Lawyers acknowledge that it is true that the method of appointing Supreme Court Ministers, provided for in Article 96 of the Constitution, simulates a balance between powers, since it comes from the decision of the President with the intervention of the Senate and does not guarantee impartiality and merit for the position.
“We can agree on the need for a new appointment procedure, but one that guarantees capacity and independence, as the objective of the reform. However, the reform seems to aim in another direction: to remove the ministers of the Supreme Court, as well as the rest of the judicial bodies of the country, district judges, magistrates of Circuit Collegiate Courts and the Electoral Tribunal of the Judicial Branch of the Federation, to finish off with the courts and tribunals of the federative entities and finally, replace them with people who are close to the government, not to impart justice.”

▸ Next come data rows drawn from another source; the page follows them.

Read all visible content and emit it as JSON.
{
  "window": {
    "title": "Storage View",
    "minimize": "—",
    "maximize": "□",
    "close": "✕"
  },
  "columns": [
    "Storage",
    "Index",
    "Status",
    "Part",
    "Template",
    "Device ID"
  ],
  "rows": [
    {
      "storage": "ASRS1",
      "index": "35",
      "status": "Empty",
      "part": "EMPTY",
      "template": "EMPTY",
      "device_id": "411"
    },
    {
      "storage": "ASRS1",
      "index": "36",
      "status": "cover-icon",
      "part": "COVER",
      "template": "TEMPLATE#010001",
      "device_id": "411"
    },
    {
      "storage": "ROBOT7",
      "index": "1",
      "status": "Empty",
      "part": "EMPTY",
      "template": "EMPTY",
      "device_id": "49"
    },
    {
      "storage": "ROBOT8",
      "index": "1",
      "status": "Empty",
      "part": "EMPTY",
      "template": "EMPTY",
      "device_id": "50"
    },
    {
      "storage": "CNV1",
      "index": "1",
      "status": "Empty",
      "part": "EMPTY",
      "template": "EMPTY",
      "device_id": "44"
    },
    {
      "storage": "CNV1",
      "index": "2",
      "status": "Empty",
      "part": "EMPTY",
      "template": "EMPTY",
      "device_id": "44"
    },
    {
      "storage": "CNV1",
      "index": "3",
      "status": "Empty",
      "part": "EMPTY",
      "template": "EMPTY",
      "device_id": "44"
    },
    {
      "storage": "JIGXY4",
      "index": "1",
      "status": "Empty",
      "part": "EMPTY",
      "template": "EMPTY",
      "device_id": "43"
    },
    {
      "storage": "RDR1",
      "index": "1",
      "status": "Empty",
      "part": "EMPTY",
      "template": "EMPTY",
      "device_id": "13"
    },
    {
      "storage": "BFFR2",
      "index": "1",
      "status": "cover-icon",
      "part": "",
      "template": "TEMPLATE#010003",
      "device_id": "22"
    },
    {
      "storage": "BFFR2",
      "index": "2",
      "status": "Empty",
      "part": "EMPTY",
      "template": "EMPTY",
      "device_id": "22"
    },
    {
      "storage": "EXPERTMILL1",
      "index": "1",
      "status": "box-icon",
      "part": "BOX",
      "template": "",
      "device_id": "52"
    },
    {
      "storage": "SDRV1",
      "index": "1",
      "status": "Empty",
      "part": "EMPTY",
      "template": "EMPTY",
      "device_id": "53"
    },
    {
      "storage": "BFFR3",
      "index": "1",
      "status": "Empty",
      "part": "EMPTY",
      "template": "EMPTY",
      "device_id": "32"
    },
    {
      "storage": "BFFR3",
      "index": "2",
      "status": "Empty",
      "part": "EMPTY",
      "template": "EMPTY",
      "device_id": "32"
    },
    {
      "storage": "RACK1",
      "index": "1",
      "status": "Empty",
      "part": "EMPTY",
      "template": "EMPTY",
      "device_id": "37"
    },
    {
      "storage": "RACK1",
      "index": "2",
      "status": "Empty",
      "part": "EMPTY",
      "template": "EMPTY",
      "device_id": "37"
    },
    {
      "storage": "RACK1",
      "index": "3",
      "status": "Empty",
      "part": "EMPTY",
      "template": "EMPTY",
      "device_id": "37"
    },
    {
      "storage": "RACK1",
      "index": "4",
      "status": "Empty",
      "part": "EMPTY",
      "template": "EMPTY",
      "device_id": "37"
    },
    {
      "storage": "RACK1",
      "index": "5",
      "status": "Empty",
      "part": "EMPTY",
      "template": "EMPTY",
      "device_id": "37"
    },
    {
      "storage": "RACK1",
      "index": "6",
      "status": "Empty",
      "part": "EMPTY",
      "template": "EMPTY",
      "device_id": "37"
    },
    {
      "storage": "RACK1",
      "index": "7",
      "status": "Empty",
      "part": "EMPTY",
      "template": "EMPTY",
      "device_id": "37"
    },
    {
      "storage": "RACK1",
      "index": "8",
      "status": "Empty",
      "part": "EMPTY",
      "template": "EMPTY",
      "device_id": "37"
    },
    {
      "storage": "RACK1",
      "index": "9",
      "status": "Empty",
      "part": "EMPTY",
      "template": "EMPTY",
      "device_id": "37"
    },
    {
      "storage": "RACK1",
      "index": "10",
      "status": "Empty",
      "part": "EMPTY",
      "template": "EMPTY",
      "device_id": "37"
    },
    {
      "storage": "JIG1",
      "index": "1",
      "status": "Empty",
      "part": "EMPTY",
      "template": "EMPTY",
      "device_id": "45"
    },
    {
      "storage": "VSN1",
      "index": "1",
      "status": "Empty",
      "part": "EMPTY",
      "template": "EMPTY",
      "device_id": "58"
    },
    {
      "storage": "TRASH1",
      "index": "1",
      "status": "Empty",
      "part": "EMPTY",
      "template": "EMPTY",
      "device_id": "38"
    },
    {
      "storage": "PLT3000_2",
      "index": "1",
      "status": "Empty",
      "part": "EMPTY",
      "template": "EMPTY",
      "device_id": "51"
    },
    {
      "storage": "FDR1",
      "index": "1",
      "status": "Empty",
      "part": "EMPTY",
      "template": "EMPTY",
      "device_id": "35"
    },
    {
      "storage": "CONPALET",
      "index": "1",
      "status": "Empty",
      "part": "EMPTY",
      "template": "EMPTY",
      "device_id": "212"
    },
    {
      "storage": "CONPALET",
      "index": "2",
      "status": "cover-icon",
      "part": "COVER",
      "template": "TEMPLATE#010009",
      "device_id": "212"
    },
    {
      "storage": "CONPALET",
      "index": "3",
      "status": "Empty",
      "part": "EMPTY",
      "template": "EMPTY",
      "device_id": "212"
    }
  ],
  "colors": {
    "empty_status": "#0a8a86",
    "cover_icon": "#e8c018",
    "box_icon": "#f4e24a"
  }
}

In this regard, they argue that the reform seeks to impose the hegemony of the government in power, under the premise of having obtained a high vote, since the proposed election method authorizes the Senate of the Republic to call for the integration of the list of candidates; the Presidency of the Republic will nominate ten people, the Legislative Branch will nominate up to five people for each Chamber and the Judicial Branch of the Federation ten more.
“The Senate will verify the candidacies and the INE will carry out the election counts. A similar process is proposed for magistrates of the Judicial Disciplinary Court, Circuit Court, District Judges, although the latter will be carried out by judicial circuit, with the powers nominated by up to two people. That is why the scheme for electing by popular vote has as a characteristic the control of the political bodies,” they maintain.
They claim that the initiative inconsistently proposes that candidates be chosen preferably from among those who have provided their services efficiently and honestly in the administration of justice or who deserve it for their honorability, competence and background in other branches of the legal profession, “but in fact, the Executive’s proposal says the opposite: appointing lawyers without experience and even through raffles, which borders on the absurd and undermines the administration of justice.”
Therefore, “as can be seen, we are faced with a reform initiative that would allow the powers – and not the citizens – to ultimately decide who can or cannot aspire to a judicial position; taking into account that it borders on the absurd and undermines the administration of justice.”
“We are faced with a reform initiative that would allow the powers – and not the citizens – to ultimately decide who can or cannot aspire to a judicial position, with the support of the majority political groups,” so in light of the work stoppage of the Judicial Branch, society in general and the lawyers’ guild in particular, “we must state that it is the right of officials to demand that the judicial career be respected, which is a system that allows the courts to improve judicial decisions; in contrast to this, the presidential initiative proposes to dismiss the organs of the Judicial Branch of the Federation and the States and thereby incur in a regrettable setback.”
Therefore, “we demand that the Presidency of the Republic and federal legislators, as well as local Congresses, reconsider the initiative to reform the Judicial Branch, as it is a regression that endangers not only legal stability, but also economic and political stability, as has been expressed by various national bodies and international organizations, because although we are a sovereign country, we cannot distance ourselves from the globalization of the world.”